The concept of a "work place" referred to cannot always be literally applied to a


soldier in active duty status, as if he were a machine operator or a worker in an
assembly line in a factory or a clerk in a particular fixed office.

A soldier must go where his company is stationed (Hinoguin v. ECC, 172 SCRA 350
[1990]). In the case at bar, Pfc. Nitura's station was at Basagan, Katipunan,
Zamboanga del Norte. But then his presence at the site of the accident was with the
permission of his superior officer having been directed to go to Barangay San Jose,
Dipolog City. In carrying out said directive, he had to pass by the hanging bridge
which connects the two places. As held in the Hinoguin case (supra.), a place where
soldiers have secured lawful permission to be at cannot be very different, legally
speaking, from a place where they are required to go by their commanding officer.

24 hr doctrine
 it has been held that a soldier on active duty status is really on a 24 hours a day
official duty status and is subject to military discipline and military law 24 hours a day.
He is subject to call and to the orders of his superior officers at all times, seven (7)
days a week, except, of course, when he is on vacation leave status.

Thus, a soldier should be presumed to be on official duty unless he is shown to have


clearly and unequivocally put aside that status or condition temporarily by going on an
approved vacation leave.

Even vacation leaves may, it must be remembered, be pre-terminated by superior


orders (Hinoguin v. ECC, supra.). In the instant case, the deceased was neither on
vacation leave nor on an overnight pass when the incident occurred. In fact, he was
directed by his superior to check on several personnel of the command then attending
the dance party, as attested to by his Battalion Commander. Hence, since Pfc. Nitura
was not on vacation leave, he did not effectively cease performing "official functions."

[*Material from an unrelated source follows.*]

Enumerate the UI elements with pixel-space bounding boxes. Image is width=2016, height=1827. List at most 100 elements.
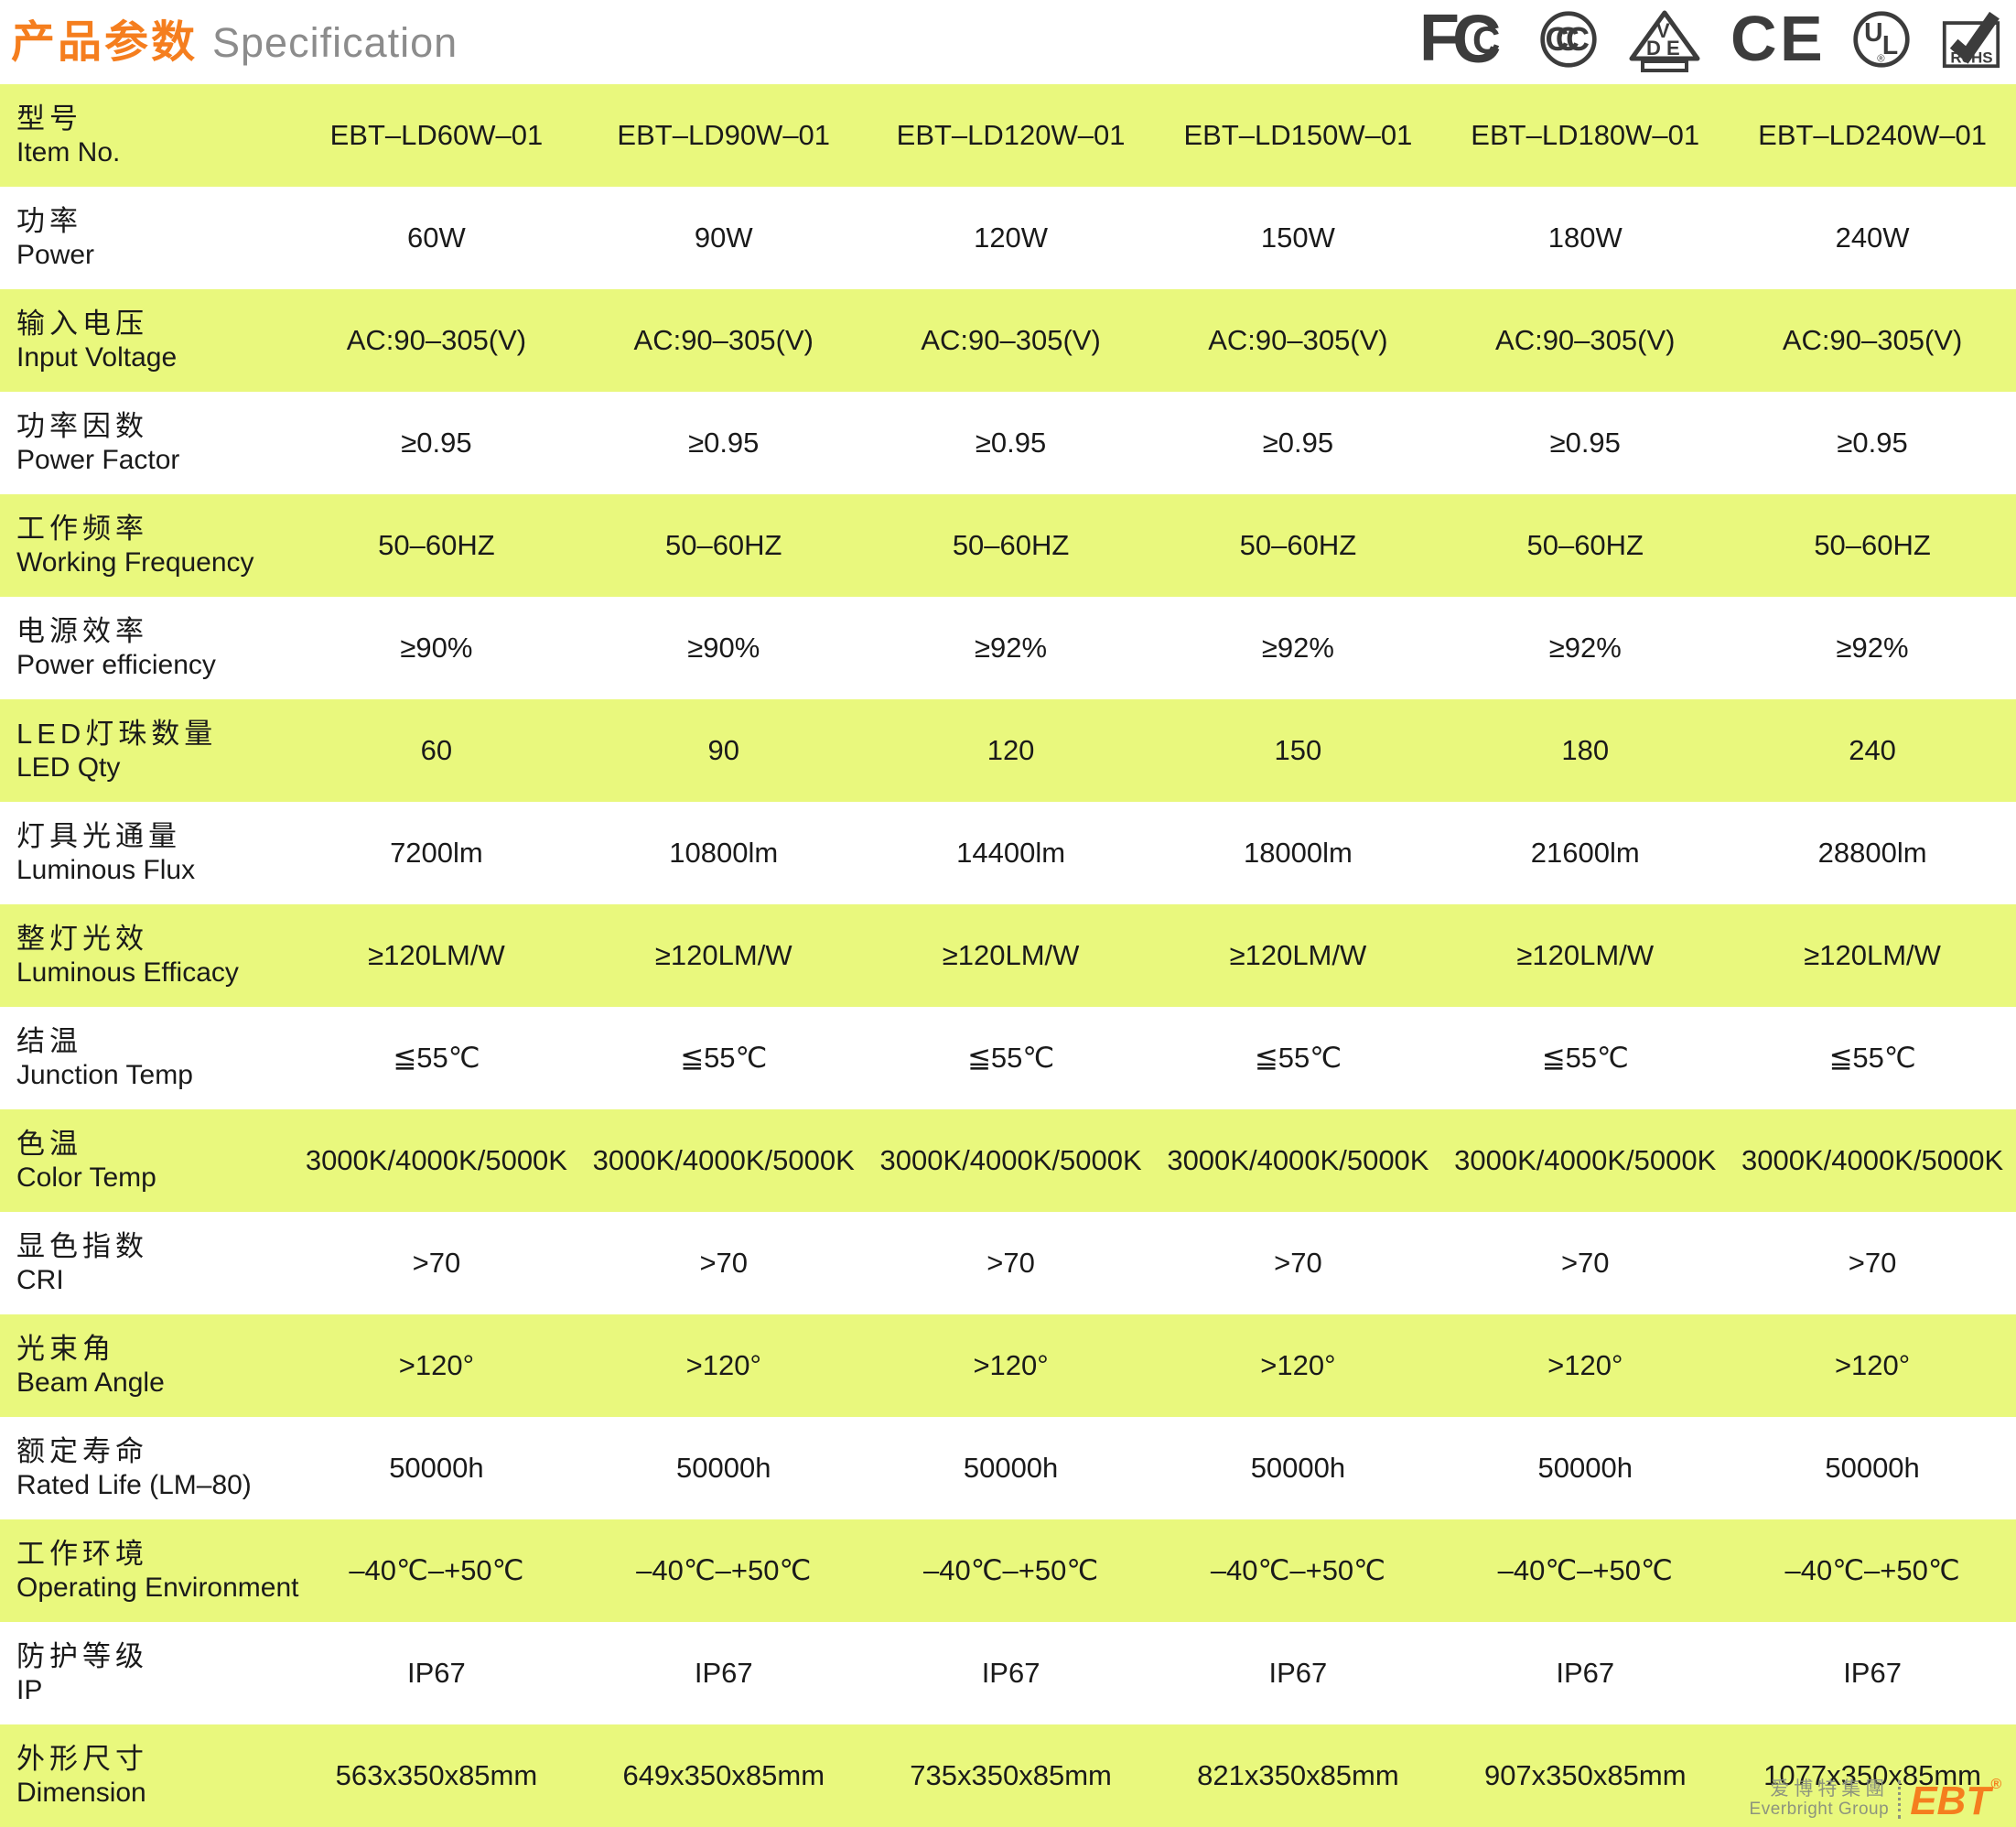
spec-row-operating_environment: 工作环境Operating Environment–40℃–+50℃–40℃–+… [0, 1519, 2016, 1622]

In reguards to the intoxication

intoxication which does not incapacitate the employee from following his occupation is
not sufficient to defeat the recovery of compensation, although intoxication may be a
contributory cause to his injury. It must be shown that the intoxication was the
proximate cause of death or injury and the burden of proof lies on him who raises
drunkenness as a defense (Vda. de Yohanan v. Balena and WCC, 78 SCRA 348
[1977]). While it may be admitted that the deceased drank intoxicating liquor at the
dance party, respondents ECC and GSIS have not established that the state of
drunkenness of the deceased is the proximate cause of his death.

DISPOSITIVE PORTION:

PREMISES CONSIDERED, the petition is GRANTED, the decision of respondent


ECC dated May 24, 1989 is REVERSED and SET ASIDE and the petitioner and the
illegimate minor children of the deceased, namely Regina and Rogian, are
AWARDED the full benefits pursuant to the provisions of Presidential Decree No. 626,
as amended.

NOTES:

notorious negligence has been defined as something more than mere or simple
negligence or contributory negligence; it signifies a deliberate act of the employee to
disregard his own personal safety.

Disobedience to rules, orders, and/or prohibition does not in itself constitute notorious
negligence, if no intention can be attributed to the injured to end his life (Luzon
Stevedoring Corporation v. WCC, 105 SCRA 675 [1981] reiterating Paez v. WCC, 7
SCRA 588 [1963]).

As stressed by the petitioner, it was not shown that the deceased had any intention to
end his life. Crossing a hanging bridge may seem dangerous to an ordinary man but
the deceased was a soldier who had been trained and prepared for this kind of work.
As explained by his mother, petitioner herein, the deceased had seen the worse and
was not afraid or intimidated by the fact that he had to pass through a hanging bridge.